By means of detailed stories and interviews, the author demonstrates how underrepresented staff – employees from diverse backgrounds, members of the LGBTQ+ community, women workers, people with disabilities – learn early on to modulate which self will “be acceptable”. A weakness becomes a liability and people compensate excessively by working to appear palatable. The practice of “presenting your true self” becomes a display surface on which all manner of anticipations are projected: emotional work, revealing details and continuous act of appreciation. As the author states, workers are told to share our identities – but absent the defenses or the reliance to withstand what comes out.

‘In Burey’s words, employees are requested to expose ourselves – but absent the protections or the confidence to survive what emerges.’
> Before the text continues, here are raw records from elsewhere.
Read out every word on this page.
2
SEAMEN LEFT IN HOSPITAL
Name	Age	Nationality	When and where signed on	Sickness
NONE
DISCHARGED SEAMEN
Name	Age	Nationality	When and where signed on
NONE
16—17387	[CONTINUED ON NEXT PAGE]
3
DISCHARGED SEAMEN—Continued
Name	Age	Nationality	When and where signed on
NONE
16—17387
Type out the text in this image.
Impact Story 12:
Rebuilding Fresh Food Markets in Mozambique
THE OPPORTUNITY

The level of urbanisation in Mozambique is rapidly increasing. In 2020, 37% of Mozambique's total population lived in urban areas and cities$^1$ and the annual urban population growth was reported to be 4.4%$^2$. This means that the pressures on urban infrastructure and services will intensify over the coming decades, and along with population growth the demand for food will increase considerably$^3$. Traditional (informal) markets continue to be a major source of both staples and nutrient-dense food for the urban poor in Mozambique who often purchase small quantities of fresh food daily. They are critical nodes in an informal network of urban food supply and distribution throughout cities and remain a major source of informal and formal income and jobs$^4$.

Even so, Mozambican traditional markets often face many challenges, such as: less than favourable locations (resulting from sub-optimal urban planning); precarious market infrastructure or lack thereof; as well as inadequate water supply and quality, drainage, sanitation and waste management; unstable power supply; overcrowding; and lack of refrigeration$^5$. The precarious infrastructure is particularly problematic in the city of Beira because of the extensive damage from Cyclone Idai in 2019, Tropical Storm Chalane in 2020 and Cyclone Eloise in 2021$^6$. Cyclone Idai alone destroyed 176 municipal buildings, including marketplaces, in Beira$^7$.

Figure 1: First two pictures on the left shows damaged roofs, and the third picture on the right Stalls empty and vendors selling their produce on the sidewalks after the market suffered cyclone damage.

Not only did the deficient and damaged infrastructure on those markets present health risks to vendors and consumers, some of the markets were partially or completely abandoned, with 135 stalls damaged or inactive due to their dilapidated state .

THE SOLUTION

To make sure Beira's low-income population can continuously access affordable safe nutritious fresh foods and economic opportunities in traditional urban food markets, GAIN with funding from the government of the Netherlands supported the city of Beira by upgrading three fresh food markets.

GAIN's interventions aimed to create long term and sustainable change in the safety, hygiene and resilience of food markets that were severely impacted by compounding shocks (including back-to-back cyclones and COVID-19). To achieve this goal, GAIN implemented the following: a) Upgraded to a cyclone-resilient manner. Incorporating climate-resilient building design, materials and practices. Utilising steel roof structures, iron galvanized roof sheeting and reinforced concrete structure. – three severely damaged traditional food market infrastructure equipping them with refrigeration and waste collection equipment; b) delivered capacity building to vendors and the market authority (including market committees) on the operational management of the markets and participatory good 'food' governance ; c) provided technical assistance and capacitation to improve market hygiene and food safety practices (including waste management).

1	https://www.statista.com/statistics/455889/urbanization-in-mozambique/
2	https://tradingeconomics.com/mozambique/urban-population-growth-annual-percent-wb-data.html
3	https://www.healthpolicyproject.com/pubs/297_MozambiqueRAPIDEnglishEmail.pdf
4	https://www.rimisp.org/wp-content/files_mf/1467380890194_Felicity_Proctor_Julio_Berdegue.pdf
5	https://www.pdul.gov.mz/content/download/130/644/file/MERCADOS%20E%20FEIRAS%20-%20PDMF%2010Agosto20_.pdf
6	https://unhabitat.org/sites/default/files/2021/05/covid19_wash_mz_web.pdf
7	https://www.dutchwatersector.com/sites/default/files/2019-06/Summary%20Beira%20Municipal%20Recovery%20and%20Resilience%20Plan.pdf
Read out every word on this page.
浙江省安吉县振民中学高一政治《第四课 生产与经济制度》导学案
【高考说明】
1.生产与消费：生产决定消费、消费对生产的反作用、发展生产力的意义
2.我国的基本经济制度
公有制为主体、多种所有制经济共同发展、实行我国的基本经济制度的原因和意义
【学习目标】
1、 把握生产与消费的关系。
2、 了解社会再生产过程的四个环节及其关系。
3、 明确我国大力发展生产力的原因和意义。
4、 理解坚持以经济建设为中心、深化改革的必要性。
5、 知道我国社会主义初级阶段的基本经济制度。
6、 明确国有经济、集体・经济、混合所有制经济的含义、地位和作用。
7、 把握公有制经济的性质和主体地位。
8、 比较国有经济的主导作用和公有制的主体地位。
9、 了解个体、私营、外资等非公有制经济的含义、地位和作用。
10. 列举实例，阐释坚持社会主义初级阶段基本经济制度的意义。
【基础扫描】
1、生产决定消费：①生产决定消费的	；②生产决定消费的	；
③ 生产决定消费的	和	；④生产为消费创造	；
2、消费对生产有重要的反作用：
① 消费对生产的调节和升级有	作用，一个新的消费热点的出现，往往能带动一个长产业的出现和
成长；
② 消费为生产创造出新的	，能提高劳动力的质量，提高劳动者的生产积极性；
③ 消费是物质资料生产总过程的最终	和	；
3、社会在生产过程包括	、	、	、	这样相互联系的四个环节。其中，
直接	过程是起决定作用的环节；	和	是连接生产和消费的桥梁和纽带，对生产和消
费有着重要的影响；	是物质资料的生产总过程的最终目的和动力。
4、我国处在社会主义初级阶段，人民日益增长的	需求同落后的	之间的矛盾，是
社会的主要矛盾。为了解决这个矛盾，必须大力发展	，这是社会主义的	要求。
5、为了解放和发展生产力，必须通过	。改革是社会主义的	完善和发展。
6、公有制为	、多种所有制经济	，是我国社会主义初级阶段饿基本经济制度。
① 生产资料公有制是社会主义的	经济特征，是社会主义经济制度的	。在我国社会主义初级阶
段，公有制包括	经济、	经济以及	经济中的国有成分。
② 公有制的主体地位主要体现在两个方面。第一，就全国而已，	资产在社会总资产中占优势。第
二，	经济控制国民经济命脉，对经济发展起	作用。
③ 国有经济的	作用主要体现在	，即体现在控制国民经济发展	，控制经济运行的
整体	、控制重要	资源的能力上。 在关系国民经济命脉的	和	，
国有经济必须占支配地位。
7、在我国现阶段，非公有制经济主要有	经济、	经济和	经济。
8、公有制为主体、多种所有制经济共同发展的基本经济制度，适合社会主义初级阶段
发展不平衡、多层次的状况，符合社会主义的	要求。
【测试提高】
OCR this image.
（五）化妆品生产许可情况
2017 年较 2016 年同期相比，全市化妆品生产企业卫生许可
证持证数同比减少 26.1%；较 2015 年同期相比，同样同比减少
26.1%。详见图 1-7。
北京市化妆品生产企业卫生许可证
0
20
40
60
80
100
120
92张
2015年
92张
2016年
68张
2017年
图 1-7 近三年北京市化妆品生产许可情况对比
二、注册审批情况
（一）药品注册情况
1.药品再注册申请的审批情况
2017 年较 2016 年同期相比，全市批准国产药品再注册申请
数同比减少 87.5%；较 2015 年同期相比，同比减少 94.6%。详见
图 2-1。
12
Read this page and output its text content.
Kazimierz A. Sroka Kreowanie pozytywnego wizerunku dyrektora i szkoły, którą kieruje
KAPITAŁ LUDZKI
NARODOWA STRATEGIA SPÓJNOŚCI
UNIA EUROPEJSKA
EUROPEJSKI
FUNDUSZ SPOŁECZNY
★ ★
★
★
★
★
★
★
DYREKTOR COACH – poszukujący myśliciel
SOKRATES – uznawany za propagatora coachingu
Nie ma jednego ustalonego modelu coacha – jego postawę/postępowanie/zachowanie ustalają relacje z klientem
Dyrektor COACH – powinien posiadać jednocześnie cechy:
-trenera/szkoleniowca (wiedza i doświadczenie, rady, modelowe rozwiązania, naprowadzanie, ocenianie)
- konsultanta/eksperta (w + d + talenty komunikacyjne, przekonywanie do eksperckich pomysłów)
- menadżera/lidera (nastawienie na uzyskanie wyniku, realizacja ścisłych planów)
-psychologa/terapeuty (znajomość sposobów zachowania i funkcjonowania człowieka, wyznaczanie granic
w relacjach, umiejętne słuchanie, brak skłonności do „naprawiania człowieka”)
Real-Life Example: The Story of Jason

She illustrates this dynamic through the story of a worker, a deaf employee who decided to teach his co-workers about the culture of the deaf community and interaction standards. His willingness to talk about his life – a behavior of transparency the workplace often commends as “genuineness” – briefly made daily interactions easier. Yet, the author reveals, that advancement was unstable. Once employee changes erased the casual awareness Jason had built, the environment of accessibility disappeared. “All of that knowledge left with them,” he comments exhaustedly. What stayed was the fatigue of being forced to restart, of being made responsible for an organization’s educational process. From the author’s perspective, this demonstrates to be asked to reveal oneself without protection: to risk vulnerability in a structure that praises your honesty but fails to codify it into policy. Authenticity becomes a snare when organizations count on personal sharing rather than structural accountability.

Literary Method and Idea of Resistance

Burey’s writing is at once lucid and expressive. She marries intellectual rigor with a manner of connection: an offer for audience to lean in, to question, to oppose. For Burey, dissent at work is not loud rebellion but principled refusal – the effort of rejecting sameness in environments that require appreciation for mere inclusion. To dissent, from her perspective, is to challenge the stories institutions describe about justice and belonging, and to decline participation in customs that perpetuate injustice. It could involve naming bias in a meeting, opting out of unpaid “diversity” labor, or establishing limits around how much of oneself is made available to the organization. Dissent, the author proposes, is an declaration of self-respect in environments that typically reward obedience. It constitutes a practice of honesty rather than defiance, a method of maintaining that one’s humanity is not conditional on corporate endorsement.

Restoring Sincerity

The author also avoids inflexible opposites. Her work does not merely eliminate “authenticity” entirely: rather, she calls for its reclamation. In Burey’s view, authenticity is not the unfiltered performance of character that business environment frequently praises, but a more deliberate alignment between individual principles and personal behaviors – an integrity that rejects manipulation by organizational requirements. Rather than considering sincerity as a requirement to disclose excessively or conform to cleansed standards of candor, Burey urges audience to maintain the aspects of it based on sincerity, self-awareness and principled vision. According to Burey, the goal is not to discard genuineness but to relocate it – to move it out of the executive theatrical customs and into relationships and offices where reliance, fairness and answerability make {

Melissa Martinez
Melissa Martinez

A passionate historian and travel writer specializing in Sicilian culture and heritage, with over a decade of experience exploring Italy's historic sites.